Every month hundreds of suspicious ships pass through European waters with their satellite devices switched off or defective registration numbers but does it mean they were carrying terrorists or drug smugglers?
In the last two months around 75 ships entered Dutch waters with fake registration details, possibly altered to conceal earlier voyages, according to an Israeli firm specializing in maritime data.
“Such movements can be an indication of illegal activities,” said Ami Daniel, director of Windward.
More than 480 ships entered Dutch waters with their satellite signal out of operation.
“Sometimes ships which have their signals for years suddenly turn it off for hours or days.

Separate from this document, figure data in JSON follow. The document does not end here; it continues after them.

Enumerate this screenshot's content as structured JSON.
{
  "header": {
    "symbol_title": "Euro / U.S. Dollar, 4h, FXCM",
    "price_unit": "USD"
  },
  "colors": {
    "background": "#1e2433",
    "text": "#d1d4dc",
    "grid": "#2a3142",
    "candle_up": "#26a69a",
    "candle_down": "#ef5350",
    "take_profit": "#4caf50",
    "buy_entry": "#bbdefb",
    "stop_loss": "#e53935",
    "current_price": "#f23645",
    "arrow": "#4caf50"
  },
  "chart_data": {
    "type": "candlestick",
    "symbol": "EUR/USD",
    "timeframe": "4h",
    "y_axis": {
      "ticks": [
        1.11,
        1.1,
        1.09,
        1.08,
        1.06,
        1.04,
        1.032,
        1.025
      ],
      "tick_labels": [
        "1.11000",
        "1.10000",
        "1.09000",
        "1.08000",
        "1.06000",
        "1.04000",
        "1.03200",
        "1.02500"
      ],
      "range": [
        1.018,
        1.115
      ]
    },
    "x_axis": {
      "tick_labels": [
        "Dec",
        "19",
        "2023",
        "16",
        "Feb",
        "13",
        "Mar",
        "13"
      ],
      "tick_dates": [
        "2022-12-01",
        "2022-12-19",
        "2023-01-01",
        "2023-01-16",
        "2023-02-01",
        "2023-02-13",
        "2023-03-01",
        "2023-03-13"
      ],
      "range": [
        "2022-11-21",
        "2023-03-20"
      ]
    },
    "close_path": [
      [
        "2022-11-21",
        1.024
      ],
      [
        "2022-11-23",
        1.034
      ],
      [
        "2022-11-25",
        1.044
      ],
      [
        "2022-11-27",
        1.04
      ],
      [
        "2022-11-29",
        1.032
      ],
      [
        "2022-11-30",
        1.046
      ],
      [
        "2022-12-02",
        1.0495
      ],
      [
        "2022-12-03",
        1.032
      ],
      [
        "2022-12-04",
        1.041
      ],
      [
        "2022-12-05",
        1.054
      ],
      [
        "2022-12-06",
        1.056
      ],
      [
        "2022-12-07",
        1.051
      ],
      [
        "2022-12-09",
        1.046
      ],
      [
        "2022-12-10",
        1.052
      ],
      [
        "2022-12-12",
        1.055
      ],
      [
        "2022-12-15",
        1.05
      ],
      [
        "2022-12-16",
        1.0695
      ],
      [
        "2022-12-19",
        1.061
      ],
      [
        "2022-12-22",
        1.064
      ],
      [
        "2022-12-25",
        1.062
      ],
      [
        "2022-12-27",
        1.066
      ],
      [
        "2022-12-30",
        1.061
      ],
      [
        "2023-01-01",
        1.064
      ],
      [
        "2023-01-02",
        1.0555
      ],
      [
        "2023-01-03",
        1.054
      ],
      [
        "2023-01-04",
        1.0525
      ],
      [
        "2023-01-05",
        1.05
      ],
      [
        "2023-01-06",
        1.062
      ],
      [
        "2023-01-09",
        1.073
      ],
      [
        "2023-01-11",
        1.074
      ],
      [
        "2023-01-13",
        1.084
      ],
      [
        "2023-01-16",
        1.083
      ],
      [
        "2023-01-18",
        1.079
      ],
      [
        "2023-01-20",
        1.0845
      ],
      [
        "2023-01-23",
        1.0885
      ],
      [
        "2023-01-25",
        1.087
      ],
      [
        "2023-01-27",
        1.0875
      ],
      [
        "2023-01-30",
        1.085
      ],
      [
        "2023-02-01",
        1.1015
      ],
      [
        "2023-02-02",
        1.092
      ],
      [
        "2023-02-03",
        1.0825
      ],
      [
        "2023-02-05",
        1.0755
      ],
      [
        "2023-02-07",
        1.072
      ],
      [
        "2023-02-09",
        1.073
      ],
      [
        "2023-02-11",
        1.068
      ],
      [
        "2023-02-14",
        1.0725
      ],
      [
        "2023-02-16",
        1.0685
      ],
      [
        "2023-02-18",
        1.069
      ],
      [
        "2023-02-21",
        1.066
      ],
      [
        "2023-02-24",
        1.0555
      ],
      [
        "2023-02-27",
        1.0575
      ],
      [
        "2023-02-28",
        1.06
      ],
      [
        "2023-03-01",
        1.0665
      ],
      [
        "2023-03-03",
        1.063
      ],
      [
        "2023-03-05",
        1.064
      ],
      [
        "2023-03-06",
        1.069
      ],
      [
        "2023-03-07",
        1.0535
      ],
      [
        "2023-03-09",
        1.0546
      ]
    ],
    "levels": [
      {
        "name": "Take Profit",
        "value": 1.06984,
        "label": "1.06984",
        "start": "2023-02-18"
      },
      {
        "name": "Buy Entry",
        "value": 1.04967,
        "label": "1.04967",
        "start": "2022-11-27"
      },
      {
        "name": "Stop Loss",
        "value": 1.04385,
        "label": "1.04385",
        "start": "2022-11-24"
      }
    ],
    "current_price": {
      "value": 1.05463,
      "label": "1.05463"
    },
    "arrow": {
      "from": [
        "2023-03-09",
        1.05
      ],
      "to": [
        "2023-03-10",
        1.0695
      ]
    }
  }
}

There is no logical explanation to do that. Insurance companies demand it, “said Daniel.
The Dutch Coastguard told the Algemeen Dagblad newspaper: “A GPS not sending a signal can be due to a meteorological failure, but unfortunately, malicious motives cannot be ruled out.”
“Terrorism and people smuggling make for good headlines, but the reality of what happened with most of these ships is likely much more dull,” Gary Howard, news editor at shipping website Lloyd’s List, told Sputnik.
The news comes only days after a German navy ship intercepted a ship off the Libyan coast, which was carrying weapons and had its satellite tracker switched off, which is the equivalent of a car driving in the dark without any lights.
Every day thousands of ships pass through the world’s shipping lanes, carrying oil, raw materials, containers and passengers to ports often on the opposite side of the globe.
Their owners keep track of them by means of an Automatic Identification System (AIS) which is also used for navigation, allowing ships’ captains to avoid collisions and helping coastguards to monitor vessels which are off track.
While ships do have GPS receivers on board to determine the latitude, longitude and time stamp data for a vessel, the information is transmitted by AIS via VHF radio waves, and these are subject to variable performance levels.
It was reported today that the captain of a Panamanian-flagged vessel, the Van Manila, had been detained in Shanghai for an alleged hit-and-run.
Last month a cargo ship, the Xiang Zhou, sank off the Chinese coast and 12 crewmen remain missing. The Van Manila was in the area and allegedly switched off its AIS and sailed away.
Merchant shipping is monitored by commercial satellites but earlier this year Russian Defense Minister Sergei Shoigu announced the Liana satellite, which was due to be completed later this year, would be able to keep track of all ships, boats and even submarines on the planet.
But AIS only works if the ship has its device switched on. In March, a freighter was spotted a few miles from the Lebanese port of Tripoli. Two weeks later, after disappearing from the AIS system several times, it turned up at the port of Eemshaven, near Groningen in the Netherlands.
The officials in Eemshaven asked the ship’s captain which port he last called in but they did not check his AIS data. The National Coordinator for Terrorism and Security in the Netherlands said he “recognizes the problem.”
In an article earlier this year, Lloyd’s List said their database showed 3,869 vessels had called 24,868 times in what are known as “sanctioned” ports in the last 12 months. A port is sanctioned if it is in a country on which sanctions have been imposed, for example North Korea, or if it is in a lawless area or somewhere where customs controls are very weak.
But the Lloyd’s List article said: “The activities of these 3,869 vessels may or may not have been illicit, but jumping to the conclusion that they were is a dangerous path to go down without context and an understanding of the intricacies of AIS technology.”
“HM Coastguard monitor vessel movements within the United Kingdom search and rescue region to ensure maritime safety. Any suspicious activity recognized would be passed on to the appropriate authorities,” Sam Sinclair from Britain’s Maritime & Coastguard Agency told Sputnik.